Asic strengthens its cryptocurrency team and seeks to regulate more digital assets | Cryptocurrencies


The Australian Securities and Investments Commission has bolstered its cryptocurrency team as it seeks to regulate more digital assets by classifying them as financial products, a move that would make it harder to sell them to Australians.

Asic has yet to decide whether to classify Ethereum, the second most popular cryptocurrency after bitcoin, as a financial product after the way the currency works changed last week.

Most cryptocurrencies have not been regulated by Asic because they do not meet the definition of a financial product, which deprives the authority of jurisdiction.

However, the regulator increased the size of its crypto team in March amid a wave of industry crashes that devastated investors who poured money into the sector as prices soared in late 2020.

Other regulators have also begun to take a closer look at cryptocurrency, with the US Securities and Exchange Commission becoming aggressive in its approach to whether individual coins, including Ethereum, qualify as securities, bringing them under its regulatory umbrella.

“We’re not going to be cheerleaders for crypto assets,” said Asic’s executive director of markets, Greg Janko.

As cryptocurrencies are mostly not financial products, exchanges that trade them are largely unaffected by Australian law, apart from the requirement to report transactions to financial intelligence agency Austrac.

But if Asic decides that one or more of the most popular coins are financial products, exchanges will either have to delist them or become subject to a list of regulatory requirements.

They will need financial services licences, which may require proof that they hold large sums of capital on reserve, and will be required to keep client funds segregated – something that collapses overseas have revealed is not standard practice.
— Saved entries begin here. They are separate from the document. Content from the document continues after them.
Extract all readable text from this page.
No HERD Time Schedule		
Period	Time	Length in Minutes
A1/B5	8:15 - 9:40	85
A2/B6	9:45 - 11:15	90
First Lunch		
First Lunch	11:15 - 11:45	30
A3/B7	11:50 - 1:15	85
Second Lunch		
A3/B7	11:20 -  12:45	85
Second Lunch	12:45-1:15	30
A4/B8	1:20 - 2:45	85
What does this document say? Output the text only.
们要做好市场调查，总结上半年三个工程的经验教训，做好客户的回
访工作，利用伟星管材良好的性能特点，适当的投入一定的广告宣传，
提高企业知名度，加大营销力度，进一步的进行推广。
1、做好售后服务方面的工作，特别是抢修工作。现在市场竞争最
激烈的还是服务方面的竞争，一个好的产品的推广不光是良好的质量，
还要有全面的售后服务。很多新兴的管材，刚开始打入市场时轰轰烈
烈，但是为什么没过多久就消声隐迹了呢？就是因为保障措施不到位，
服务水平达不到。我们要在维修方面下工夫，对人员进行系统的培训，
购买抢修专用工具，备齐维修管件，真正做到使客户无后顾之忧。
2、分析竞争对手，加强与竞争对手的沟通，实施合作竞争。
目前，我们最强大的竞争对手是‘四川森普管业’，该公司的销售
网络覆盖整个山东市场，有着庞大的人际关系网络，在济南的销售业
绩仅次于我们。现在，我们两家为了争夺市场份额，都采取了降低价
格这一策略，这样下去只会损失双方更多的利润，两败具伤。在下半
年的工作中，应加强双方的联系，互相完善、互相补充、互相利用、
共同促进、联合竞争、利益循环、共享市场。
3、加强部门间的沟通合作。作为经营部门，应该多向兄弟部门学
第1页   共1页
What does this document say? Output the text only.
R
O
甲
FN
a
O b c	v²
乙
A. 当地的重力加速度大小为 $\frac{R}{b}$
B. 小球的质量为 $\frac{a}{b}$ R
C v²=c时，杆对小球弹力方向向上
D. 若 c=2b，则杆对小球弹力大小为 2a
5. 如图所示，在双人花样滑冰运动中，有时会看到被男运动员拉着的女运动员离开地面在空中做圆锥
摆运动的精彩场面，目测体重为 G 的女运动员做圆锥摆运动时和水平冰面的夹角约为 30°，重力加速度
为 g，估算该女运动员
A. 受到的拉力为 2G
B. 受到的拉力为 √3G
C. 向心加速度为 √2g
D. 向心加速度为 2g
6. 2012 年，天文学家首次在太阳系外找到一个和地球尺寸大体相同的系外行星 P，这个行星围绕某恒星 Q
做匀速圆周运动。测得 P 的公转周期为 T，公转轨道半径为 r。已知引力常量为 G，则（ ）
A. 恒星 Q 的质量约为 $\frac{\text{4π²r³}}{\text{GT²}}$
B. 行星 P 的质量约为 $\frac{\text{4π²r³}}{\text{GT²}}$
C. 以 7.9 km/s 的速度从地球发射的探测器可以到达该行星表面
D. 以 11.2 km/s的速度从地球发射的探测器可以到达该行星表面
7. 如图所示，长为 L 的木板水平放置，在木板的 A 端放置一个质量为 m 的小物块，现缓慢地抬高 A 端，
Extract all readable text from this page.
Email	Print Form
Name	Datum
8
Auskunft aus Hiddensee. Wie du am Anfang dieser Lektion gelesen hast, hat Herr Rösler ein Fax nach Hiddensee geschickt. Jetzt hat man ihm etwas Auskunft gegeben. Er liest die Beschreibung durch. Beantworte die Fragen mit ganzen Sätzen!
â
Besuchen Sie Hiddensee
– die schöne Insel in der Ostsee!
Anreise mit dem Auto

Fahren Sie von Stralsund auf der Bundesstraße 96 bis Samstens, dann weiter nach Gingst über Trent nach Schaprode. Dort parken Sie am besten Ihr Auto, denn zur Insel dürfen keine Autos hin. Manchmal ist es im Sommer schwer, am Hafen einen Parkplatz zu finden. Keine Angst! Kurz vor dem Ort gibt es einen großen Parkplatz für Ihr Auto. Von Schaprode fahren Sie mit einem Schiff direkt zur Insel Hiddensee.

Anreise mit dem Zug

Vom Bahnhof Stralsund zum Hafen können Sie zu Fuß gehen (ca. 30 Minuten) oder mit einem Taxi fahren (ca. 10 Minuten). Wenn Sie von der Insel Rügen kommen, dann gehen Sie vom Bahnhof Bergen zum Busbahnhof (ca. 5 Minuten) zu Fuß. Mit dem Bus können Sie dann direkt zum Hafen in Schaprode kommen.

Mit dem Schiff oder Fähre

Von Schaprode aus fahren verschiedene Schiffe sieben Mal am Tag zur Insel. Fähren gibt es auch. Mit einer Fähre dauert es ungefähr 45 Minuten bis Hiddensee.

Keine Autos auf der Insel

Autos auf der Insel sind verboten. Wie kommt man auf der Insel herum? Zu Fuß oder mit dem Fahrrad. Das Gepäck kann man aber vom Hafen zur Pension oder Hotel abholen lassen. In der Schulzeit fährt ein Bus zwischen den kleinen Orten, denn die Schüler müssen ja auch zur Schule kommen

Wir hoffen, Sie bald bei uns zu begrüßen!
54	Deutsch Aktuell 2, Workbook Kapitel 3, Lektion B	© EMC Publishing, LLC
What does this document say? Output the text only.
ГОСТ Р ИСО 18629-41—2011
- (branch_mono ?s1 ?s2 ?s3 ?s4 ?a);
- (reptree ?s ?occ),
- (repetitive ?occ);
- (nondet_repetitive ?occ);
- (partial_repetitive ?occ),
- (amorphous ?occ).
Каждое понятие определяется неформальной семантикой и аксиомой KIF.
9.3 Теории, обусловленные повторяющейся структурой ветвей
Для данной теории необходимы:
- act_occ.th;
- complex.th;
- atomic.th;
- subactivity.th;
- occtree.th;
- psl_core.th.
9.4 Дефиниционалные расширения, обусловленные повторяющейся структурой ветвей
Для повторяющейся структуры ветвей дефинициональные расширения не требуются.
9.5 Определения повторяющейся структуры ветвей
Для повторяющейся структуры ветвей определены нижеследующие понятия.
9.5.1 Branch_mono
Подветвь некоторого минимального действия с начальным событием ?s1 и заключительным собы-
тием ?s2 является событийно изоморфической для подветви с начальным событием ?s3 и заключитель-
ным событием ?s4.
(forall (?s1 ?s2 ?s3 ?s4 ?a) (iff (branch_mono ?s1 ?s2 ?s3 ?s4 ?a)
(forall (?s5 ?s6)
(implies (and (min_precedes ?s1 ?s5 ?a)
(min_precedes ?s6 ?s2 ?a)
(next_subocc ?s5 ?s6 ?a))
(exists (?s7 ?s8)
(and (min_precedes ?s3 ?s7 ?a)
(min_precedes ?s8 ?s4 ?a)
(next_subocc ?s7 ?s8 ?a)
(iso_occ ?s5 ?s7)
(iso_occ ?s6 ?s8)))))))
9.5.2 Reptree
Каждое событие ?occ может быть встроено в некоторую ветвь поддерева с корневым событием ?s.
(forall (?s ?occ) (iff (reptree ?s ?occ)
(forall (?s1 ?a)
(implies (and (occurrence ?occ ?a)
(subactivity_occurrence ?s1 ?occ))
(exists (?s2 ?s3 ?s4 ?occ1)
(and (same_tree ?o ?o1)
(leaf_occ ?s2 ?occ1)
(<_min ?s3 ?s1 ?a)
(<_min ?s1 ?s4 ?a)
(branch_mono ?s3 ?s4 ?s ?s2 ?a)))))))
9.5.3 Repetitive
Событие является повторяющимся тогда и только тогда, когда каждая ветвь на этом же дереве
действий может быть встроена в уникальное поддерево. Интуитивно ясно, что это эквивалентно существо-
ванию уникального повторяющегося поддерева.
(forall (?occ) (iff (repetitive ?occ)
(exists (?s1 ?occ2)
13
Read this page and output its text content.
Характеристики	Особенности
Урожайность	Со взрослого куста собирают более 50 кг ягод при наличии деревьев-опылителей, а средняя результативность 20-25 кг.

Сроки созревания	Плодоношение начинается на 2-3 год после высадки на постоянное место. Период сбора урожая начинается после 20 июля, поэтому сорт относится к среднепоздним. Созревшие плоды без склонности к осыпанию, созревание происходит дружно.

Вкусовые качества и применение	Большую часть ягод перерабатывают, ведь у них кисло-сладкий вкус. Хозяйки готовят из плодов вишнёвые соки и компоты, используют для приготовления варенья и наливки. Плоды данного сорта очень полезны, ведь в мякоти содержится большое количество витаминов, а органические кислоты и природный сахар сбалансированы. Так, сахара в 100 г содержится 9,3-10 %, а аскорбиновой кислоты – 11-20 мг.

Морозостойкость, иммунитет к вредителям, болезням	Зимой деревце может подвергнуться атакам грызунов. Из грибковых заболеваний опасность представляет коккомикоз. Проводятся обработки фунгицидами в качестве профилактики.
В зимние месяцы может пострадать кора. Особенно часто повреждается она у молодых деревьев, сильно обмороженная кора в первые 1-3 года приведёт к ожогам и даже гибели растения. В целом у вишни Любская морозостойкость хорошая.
A bigger challenge would be meeting new design and distribution obligations on financial products that came into force last October as part of reforms following the banking royal commission.

In particular, dealers will need to identify the target market.

Who that might be was “a good question,” Janko said.

“Possibly only those people who are willing to take extreme risk, extreme risk for highly volatile products with no underlying asset, where the custody arrangements might not be, you know, maybe at risk or unusual.”

Until recently, crypto was not on Asic’s hit list – there was only one person dedicated to this area.

In March, Asic added a second full-time employee and expanded its capabilities. Crypto assets are now one of its “core strategic projects,” the regulator said last month.

“While I would say, even in the last year when we were doing our business planning, crypto was not the big priority,” Janko said.

“We’re seeing products that mimic financial products because there seems to be some crypto twist, they seem designed to avoid regulation. So we’ve seen that and you’ll see that with similar products overseas, people have lost a lot of money on them.”

The regulator is also concerned about the convergence of crypto-trading platforms with stock-trading platforms, along with an investigation into it by SEC Newgate in November. This research showed that 44% of Australian retail investors held crypto, and of those who did, only 20% felt they were taking a risk.

“If people are trading stocks, all of a sudden cryptocurrency is offered to them and they start thinking that maybe they’re not riskier than trading stocks,” Janko said.

The regulator has received legal advice from senior counsel on whether certain coin offerings qualify as financial products.

“There are so many of these things that we probably won’t get to them all,” Janko said.

“But we have a couple that we are looking at very carefully. And if we have to take enforcement action, we will.”

In the case of Ether, last week it switched from awarding new coins to miners who have completed energy-intensive mathematical calculations, a process called “proof of work,” to awarding new coins to coin holders who agree to lock Ether, a process , called “proof of pledge”.

The change, known as the “merger,” raises the possibility that Ether may now pass legal tests in the US and Australia, meaning it should be regulated as a financial product.

Asked if Asic has decided whether or not Ether will be a financial product after the merger, Janko said: “No, no, we haven’t.”

“We’re technology agnostic and we’re looking at these things right now because it’s not as simple as one thing – once you start putting assets together, it’s how it’s done. Is there a common goal? Or are you just in the pool and just getting a share? This could be something different,” he said.

“So this is where a lot of work becomes for Asic to get to the bottom of how things are designed.”